В дальнейшем слово «монтаж» получило общий теоретико-культурный смысл во многом — хотя и не исключительно — благодаря статье Сергея Эйзенштейна «Монтаж аттракционов. К постановке „На всякого мудреца довольно простоты“ А. Н. Островского в Московском Пролеткульте» (1923). Эйзенштейн писал:
…вместо статического «отражения» данного, по теме потребного события и возможности его разрешения единственно через воздействия, логически с таким событием сопряженные, выдвигается новый прием — свободный монтаж произвольно выбранных, самостоятельных (также и вне данной композиции и сюжетной сценки действующих) воздействий (аттракционов), но с точной установкой на определенный конечный тематический эффект — монтаж аттракционов[105].
Одной из причин сильного эффекта, произведенного работой Эйзенштейна, было место ее публикации: ее напечатали не в специальном кинематографическом издании, а в журнале «ЛЕФ», который читали представители разных видов искусства.
Одновременно с работами Кулешова и Эйзенштейна и независимо от них в берлинском кругу дадаистов появилось слово «фотомонтаж». Один из берлинских дадаистов, впоследствии ставший знаменитым художником и отошедший от дадаизма, Георг Гросс, вспоминал, что еще в 1915–1916 годах называл «monteur» («монтером») своего друга и не менее знаменитого художника Джона Хартфилда (John Heartfild, настоящее имя — Хельмут Херцфельд).

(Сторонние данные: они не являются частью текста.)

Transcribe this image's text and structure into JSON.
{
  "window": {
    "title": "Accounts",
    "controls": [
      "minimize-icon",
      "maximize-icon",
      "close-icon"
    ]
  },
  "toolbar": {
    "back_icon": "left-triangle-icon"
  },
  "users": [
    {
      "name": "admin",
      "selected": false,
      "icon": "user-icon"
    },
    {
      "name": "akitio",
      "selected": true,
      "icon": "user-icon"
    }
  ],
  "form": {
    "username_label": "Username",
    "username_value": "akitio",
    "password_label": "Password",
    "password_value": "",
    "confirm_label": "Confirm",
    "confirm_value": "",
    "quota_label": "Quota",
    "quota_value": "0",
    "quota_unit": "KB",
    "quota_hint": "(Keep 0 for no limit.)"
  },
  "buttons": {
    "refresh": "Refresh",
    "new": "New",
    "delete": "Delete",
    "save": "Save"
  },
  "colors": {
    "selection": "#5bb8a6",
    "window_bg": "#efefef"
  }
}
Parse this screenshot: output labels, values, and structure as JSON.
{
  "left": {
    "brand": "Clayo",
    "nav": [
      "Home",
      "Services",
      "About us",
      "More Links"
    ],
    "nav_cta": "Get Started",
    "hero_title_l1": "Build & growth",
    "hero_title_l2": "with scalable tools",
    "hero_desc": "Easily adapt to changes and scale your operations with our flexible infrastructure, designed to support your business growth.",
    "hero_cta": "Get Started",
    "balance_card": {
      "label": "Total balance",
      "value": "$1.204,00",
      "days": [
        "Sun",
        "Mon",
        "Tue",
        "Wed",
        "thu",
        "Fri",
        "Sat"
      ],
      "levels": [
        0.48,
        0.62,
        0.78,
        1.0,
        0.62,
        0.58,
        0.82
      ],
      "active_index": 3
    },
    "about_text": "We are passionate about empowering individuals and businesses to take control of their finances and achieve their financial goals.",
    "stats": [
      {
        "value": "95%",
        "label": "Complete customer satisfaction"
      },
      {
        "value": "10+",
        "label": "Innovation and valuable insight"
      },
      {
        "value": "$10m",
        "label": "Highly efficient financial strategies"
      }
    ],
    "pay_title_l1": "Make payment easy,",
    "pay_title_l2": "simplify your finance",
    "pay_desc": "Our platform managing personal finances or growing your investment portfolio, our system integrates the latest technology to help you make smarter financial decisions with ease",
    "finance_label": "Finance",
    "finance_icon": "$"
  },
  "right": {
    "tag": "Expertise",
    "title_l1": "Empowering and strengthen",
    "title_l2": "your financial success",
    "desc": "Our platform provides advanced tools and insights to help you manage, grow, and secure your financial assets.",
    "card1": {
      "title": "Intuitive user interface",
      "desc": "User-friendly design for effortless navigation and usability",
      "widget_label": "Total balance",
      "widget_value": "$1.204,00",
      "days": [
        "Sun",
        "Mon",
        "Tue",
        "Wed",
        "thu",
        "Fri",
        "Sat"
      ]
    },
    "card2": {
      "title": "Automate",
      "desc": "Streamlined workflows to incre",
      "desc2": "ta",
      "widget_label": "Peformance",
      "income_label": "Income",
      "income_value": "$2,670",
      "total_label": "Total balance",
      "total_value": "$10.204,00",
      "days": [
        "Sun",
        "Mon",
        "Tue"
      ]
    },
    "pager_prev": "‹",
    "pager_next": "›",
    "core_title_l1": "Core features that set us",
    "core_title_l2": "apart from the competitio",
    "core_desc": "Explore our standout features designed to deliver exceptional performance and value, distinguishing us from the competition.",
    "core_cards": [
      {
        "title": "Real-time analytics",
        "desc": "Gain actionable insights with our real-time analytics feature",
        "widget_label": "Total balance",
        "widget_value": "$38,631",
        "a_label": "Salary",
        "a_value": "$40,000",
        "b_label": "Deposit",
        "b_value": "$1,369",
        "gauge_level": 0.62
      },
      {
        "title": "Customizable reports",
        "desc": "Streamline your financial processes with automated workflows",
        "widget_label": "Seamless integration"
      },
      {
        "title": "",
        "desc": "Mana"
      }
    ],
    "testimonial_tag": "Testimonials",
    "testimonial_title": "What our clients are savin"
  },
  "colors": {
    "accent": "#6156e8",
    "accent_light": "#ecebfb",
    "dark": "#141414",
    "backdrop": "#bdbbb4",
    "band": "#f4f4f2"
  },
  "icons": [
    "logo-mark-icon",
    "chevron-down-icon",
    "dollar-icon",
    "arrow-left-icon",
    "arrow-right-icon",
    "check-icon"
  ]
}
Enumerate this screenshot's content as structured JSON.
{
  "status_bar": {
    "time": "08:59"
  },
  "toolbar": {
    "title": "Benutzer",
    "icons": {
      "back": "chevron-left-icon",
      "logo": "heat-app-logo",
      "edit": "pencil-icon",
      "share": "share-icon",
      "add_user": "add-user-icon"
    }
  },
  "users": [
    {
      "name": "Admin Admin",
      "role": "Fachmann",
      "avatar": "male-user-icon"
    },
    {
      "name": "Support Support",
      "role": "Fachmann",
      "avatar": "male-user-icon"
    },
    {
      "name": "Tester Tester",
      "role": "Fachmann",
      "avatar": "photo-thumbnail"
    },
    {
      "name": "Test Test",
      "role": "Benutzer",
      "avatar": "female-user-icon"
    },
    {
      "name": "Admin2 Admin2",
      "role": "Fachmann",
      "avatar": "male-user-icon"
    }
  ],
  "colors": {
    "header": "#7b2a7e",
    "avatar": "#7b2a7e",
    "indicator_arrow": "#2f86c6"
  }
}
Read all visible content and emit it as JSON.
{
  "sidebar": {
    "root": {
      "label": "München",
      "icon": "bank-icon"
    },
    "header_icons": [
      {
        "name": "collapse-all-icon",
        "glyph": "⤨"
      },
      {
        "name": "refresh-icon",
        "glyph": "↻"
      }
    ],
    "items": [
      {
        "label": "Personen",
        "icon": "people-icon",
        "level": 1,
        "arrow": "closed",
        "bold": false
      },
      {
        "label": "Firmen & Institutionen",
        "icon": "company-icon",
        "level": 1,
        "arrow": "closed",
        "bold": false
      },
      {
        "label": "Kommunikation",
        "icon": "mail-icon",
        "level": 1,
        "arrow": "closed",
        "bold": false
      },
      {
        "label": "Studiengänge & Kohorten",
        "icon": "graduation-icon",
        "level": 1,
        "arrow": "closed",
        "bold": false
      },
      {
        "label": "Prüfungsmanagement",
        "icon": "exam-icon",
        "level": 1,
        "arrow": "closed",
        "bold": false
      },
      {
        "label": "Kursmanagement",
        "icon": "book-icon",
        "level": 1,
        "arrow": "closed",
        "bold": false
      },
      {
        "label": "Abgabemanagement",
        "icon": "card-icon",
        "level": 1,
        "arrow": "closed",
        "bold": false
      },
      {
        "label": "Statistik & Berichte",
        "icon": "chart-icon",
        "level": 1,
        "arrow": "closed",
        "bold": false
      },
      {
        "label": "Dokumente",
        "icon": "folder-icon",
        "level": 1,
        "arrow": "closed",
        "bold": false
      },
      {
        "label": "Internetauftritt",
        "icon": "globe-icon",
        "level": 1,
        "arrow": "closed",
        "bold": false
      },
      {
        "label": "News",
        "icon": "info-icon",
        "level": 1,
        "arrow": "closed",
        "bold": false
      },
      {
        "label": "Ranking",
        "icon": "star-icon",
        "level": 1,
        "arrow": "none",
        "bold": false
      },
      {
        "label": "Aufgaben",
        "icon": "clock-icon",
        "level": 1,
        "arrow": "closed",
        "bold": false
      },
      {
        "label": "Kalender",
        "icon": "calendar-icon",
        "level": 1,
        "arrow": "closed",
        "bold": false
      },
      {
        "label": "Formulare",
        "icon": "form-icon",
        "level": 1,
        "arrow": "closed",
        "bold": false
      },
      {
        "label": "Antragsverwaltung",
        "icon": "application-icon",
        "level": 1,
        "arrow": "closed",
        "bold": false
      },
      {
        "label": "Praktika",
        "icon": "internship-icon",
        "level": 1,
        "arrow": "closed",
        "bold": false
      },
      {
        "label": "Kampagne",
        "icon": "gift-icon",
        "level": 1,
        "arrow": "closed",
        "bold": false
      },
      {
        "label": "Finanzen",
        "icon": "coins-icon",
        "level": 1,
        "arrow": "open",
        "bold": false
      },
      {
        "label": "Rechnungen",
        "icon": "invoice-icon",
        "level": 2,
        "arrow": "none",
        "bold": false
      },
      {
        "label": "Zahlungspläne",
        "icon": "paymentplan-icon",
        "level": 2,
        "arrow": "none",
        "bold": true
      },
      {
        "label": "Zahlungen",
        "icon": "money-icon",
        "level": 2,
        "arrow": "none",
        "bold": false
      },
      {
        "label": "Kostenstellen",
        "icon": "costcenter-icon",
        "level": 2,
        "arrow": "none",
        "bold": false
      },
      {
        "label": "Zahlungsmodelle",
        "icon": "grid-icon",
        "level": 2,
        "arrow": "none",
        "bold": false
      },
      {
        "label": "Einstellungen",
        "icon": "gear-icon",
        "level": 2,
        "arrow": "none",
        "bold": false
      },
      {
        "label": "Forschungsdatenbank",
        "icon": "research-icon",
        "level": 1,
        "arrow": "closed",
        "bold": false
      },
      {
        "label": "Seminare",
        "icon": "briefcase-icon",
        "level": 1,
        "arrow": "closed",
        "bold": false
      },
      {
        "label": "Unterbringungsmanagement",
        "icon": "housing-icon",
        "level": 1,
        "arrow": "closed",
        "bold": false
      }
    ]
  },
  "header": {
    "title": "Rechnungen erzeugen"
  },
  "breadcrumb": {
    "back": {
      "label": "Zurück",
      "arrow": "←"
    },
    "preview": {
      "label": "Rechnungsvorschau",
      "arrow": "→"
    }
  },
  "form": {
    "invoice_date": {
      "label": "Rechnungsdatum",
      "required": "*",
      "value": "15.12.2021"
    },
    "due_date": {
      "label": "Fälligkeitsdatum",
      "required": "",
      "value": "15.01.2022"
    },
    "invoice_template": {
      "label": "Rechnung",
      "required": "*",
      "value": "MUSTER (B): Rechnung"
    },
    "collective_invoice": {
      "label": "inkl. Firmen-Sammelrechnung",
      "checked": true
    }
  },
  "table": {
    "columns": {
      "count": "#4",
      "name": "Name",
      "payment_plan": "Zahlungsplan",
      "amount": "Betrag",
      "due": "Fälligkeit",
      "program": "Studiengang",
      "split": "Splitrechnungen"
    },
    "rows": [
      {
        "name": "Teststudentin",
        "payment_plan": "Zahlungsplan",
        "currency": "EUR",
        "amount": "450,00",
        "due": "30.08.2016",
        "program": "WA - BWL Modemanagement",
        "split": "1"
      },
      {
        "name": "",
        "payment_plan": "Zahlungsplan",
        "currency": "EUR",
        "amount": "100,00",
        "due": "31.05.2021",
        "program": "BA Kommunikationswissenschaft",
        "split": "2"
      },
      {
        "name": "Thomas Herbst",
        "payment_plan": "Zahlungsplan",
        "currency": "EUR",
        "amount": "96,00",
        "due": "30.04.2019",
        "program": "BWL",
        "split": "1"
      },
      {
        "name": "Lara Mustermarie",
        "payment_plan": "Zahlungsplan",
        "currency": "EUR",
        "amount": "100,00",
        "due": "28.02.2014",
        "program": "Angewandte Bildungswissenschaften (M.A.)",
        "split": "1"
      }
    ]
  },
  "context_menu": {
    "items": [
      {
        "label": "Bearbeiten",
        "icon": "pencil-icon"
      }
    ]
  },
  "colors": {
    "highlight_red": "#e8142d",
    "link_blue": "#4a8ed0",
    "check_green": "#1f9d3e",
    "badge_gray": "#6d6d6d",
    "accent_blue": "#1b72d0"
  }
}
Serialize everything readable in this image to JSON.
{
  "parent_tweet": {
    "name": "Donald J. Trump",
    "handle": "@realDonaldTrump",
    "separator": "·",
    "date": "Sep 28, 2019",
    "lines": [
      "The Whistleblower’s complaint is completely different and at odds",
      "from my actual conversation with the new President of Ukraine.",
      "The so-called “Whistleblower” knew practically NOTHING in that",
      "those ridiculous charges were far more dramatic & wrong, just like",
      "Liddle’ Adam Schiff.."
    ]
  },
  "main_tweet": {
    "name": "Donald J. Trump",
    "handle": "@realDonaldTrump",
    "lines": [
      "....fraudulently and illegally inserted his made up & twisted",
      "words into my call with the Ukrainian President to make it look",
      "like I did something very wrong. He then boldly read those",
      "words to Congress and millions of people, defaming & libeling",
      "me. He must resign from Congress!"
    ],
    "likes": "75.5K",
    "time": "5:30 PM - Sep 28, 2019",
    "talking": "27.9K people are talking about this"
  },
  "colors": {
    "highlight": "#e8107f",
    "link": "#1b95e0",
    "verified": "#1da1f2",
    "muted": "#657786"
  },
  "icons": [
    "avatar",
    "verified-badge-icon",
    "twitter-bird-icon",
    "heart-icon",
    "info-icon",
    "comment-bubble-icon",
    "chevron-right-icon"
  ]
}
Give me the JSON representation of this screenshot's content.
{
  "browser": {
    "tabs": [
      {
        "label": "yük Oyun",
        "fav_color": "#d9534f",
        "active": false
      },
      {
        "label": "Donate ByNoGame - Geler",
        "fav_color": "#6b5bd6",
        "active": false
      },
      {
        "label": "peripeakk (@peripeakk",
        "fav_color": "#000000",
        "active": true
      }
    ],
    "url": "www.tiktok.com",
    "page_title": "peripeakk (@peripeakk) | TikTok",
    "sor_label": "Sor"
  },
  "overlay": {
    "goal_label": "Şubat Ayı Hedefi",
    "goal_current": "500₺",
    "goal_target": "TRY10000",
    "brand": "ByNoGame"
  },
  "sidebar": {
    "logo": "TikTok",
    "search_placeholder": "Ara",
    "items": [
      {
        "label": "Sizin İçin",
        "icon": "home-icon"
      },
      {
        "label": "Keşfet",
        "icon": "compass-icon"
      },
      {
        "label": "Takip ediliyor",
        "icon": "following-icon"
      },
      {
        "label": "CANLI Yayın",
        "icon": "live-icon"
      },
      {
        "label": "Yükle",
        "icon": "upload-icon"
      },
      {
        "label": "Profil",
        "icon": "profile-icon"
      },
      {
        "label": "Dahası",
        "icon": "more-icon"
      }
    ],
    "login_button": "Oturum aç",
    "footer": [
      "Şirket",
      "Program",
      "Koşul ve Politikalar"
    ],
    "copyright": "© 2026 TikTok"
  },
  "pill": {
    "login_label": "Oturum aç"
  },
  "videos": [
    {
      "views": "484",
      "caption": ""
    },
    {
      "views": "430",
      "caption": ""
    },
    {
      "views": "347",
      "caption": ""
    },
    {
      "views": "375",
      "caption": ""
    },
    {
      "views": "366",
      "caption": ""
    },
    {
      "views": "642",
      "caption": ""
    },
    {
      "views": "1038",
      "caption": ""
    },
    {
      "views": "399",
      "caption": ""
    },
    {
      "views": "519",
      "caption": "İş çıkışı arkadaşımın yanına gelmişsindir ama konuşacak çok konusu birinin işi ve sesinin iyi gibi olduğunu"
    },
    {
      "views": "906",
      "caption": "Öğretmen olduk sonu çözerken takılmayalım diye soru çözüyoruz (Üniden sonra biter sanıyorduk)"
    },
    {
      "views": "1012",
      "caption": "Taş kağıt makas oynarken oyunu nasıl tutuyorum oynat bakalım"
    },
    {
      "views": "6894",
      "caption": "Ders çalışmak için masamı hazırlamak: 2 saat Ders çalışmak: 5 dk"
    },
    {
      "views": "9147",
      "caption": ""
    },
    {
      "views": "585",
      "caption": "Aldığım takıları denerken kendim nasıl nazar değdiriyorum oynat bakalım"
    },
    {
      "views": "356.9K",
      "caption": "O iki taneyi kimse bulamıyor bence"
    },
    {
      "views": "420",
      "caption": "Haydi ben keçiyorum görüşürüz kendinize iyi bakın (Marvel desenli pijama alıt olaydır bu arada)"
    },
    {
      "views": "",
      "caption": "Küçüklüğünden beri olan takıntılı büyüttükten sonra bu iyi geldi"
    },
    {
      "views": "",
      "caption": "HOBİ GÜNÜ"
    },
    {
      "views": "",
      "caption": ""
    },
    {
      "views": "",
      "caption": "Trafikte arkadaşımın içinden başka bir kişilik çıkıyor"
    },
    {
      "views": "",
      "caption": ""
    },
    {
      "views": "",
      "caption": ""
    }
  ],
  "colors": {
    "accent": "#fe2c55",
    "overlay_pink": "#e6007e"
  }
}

Это прозвище первоначально не было связано с искусством: Хартфилд был так назван за свою привычку носить старый синий костюм — видимо, так тогда одевались обычные монтеры, — и еще потому, что именно Хартфилд в этой паре во многом был источником энергии, способствовавшим подъему («montage») их совместной работы. В 1919 году в этом же берлинском кругу Хартфилду был присвоен «титул» «Монтер Дада», но тогда это слово уже приобрело смысл эстетической характеристики — благодаря деятельности самого художника.